Post-training Quantization (PTQ) FAQ
How to understand the two forms of BPU acceleration and CPU computation?
- BPU acceleration: It means that the operator can be quantized and accelerated by BPU hardware when the model is inferred at the board side, where most of the operators ( such as conv, and so on) are directly supported by the hardware.
Some will be replaced with other operators to achieve acceleration (e.g., gemm will be replaced with conv); and others depend on specific contexts (e.g., Reshape, Transpose need to be BPU operators before and after) to be quantized passively.
- CPU computation: For operators in the model that cannot be directly or indirectly accelerated by the BPU hardware, our toolchain will put them on the CPU for computation, and the runtime prediction library will also automatically complete the heterogeneous scheduling of the execution hardware during model inference.
How does model segmentation affect the performance?
When the model has CPU operators that cannot be accelerated in the middle of BPU operators, some performance loss will be introduced when switching computation between BPU and CPU operators,
thus introducing a certain performance loss in two ways.
- CPU operator performance is much lower than that of the BPU operator.
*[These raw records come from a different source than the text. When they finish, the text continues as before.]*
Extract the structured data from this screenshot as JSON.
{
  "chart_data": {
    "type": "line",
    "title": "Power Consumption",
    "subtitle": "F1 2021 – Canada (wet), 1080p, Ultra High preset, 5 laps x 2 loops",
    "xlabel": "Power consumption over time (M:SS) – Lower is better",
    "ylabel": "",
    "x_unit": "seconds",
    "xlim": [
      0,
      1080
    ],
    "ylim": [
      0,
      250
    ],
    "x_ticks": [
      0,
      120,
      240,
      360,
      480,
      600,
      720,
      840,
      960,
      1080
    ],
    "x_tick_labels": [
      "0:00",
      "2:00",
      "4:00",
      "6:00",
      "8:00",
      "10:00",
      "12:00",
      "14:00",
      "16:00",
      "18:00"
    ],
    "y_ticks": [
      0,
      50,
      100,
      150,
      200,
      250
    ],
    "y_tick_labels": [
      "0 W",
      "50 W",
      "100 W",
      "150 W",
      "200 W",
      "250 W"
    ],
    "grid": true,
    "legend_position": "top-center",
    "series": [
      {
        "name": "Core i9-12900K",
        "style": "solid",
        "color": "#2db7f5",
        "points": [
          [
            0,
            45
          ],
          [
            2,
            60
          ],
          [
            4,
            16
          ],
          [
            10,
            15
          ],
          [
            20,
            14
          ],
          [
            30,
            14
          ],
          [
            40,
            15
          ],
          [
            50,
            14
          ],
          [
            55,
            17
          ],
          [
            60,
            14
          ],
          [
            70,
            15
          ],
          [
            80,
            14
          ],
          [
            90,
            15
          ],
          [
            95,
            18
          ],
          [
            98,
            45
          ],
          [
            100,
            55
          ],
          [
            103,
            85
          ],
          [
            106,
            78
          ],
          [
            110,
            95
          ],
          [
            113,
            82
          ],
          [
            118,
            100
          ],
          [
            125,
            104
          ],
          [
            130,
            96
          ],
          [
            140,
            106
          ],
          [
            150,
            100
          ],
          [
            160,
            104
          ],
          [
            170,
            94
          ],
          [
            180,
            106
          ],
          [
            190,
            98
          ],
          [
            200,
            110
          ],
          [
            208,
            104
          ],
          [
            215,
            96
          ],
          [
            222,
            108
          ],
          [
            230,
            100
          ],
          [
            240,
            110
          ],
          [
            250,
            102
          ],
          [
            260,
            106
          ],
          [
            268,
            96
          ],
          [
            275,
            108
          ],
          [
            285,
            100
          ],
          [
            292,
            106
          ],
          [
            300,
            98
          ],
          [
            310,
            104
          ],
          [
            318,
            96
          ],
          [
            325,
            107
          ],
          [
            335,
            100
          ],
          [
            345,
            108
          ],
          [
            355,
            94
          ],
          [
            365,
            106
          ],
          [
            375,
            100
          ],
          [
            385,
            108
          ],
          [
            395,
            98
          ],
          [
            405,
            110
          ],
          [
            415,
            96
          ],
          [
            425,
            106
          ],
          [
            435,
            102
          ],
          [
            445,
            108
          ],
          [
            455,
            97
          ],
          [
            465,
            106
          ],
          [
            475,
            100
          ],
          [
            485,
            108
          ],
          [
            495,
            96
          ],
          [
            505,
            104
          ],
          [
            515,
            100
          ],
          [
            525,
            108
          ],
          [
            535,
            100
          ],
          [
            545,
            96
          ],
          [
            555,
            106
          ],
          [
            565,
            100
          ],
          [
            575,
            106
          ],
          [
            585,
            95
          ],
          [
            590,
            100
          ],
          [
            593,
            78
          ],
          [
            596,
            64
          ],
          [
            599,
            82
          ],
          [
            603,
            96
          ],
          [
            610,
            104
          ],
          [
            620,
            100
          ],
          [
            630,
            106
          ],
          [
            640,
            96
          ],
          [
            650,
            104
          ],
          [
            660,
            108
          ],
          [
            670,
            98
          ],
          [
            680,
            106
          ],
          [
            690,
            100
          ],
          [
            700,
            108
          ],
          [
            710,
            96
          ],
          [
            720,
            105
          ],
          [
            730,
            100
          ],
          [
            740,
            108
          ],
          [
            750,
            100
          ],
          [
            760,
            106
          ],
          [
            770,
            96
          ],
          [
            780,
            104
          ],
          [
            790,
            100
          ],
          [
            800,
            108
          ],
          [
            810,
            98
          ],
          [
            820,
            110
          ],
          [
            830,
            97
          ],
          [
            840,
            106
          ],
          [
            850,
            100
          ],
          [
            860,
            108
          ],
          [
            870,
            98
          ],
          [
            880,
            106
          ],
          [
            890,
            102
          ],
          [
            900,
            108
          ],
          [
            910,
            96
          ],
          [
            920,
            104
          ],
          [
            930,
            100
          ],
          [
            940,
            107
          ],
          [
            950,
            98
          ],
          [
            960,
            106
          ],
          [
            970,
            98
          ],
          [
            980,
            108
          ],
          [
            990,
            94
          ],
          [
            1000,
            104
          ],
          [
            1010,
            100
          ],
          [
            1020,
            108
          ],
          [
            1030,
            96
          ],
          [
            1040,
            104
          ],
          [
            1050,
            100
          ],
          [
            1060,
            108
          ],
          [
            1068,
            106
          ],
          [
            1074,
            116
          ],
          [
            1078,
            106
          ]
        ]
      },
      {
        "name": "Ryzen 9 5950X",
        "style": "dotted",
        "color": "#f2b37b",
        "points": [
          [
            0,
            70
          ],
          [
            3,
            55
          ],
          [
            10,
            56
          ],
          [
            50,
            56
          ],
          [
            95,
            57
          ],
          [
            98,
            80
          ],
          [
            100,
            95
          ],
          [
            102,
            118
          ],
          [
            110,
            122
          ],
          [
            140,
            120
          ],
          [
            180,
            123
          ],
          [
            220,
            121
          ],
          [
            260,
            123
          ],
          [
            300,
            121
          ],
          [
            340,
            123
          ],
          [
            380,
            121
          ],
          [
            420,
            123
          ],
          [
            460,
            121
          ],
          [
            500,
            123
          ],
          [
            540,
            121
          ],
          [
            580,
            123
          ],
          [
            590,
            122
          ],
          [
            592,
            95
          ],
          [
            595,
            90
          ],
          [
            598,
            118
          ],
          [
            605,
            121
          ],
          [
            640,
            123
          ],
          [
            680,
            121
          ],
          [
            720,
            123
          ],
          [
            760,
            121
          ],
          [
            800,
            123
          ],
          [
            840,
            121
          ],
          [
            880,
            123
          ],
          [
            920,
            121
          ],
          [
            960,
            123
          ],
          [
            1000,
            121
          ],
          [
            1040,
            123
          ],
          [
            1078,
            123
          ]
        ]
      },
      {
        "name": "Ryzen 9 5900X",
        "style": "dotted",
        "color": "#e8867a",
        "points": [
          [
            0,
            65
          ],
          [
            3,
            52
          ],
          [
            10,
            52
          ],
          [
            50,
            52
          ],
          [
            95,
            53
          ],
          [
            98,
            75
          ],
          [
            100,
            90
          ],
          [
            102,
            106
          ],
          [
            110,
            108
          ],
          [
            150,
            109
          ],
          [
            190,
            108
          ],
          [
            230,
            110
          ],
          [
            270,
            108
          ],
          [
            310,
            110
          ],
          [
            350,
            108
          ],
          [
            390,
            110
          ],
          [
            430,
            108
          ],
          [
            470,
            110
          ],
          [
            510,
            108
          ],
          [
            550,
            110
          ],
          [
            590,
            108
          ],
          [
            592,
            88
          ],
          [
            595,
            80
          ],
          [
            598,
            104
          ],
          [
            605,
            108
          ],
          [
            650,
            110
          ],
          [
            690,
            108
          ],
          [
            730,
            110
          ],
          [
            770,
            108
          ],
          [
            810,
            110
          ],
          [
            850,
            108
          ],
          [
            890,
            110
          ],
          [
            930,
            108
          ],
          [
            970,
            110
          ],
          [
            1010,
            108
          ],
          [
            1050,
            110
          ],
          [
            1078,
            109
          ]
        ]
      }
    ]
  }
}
- The heterogeneous scheduling between CPU and BPU also introduces quantization and inverse quantization operators (running on CPU), and because the internal computation needs to traverse the data, its time consumption will be proportional to the shape size.
The above CPU operator and quantization and inverse quantization operators can be measured by passing profile_path parameter through the board-side tool hrt_model_exec. Horizon Robotics recommends that you try to build the model with BPU operator to get better performance.
Why some OPs supported by BPU at the tail part of the model running on CPU?
First, we need to understand the following two concepts:
- Currently supports only the Conv operator at the tail of the model to be output with int32 high precision, while all other operators can only be output with int8 low accuracy.
- Normally, the model conversion will fuse Conv with its subsequent BN and ReLU/ReLU6 in the optimization stage for calculation. However, due to the limitation of the BPU hardware itself, Conv, which is output with int32 high precision at the end of the model, does not support operator fusion.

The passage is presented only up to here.